Peoples of the "New World" saw themselves as being integrated into nature and belonging to it. In contrast, the Europeans saw themselves as free agents. They came armed with the Book of Genesis and the understanding that nature belonged to them. Perhaps that's why evolution continues to be a contentious subject--because it, too, asserts human subordination to nature, to the animal kingdom.
As we were to leave for Rochester that day, we stayed very briefly at the camp. We helped move some firewood for the medics and later sat by the sacred fire in order to be still and meditate.
On the way back, we talked about our reflections. My friend Melanie Duguid-May, who had taken copious notes throughout our interactions with Father John, reminded us that he had urged us to find out whose land we were living on and then forge relationships with those tribes.
As an immigrant, I have always felt like a settler on Native American land. I have longed for the permission of Indigenous communities to be on their territory. For me, this trip was a lot about seeking that acceptance, and so our work would continue once we got home.

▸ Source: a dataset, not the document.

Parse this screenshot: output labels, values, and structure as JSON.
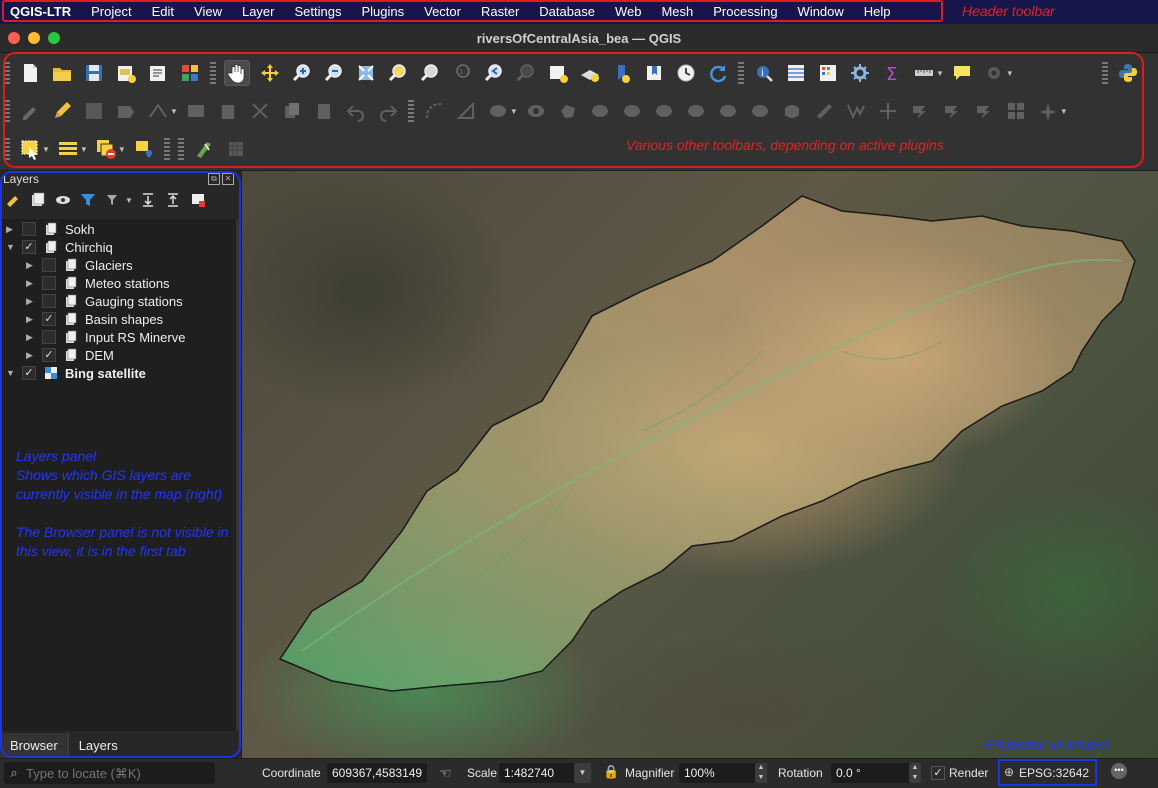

Father John reminded us that democracy is not about elections but about people. On our way to Standing Rock, he stopped his truck, without a second thought, in order to tow a car out of a ditch. We got out to help push it together and once the car was back on the road, we felt a strong sense of exhilaration. Everywhere we went, we saw people volunteering to help and feeling responsible for one another.
After 38 hours of being on the move, driving straight from Bismarck to Rochester, contending with three different snowstorms, and maneuvering scantily plowed roads and closed highways, we got back home to New York.
The trip itself became an important lesson for us. It taught us that sharing everything and living by consensus decision-making can be hard. It requires patience and frequent negotiation, but it can be done. Maybe it's a model that's less clean-cut, more time consuming, and seemingly less efficient, in corporate parlance, but in the end we were richer for it and more equally served by it. Isn't that what democracy should be all about?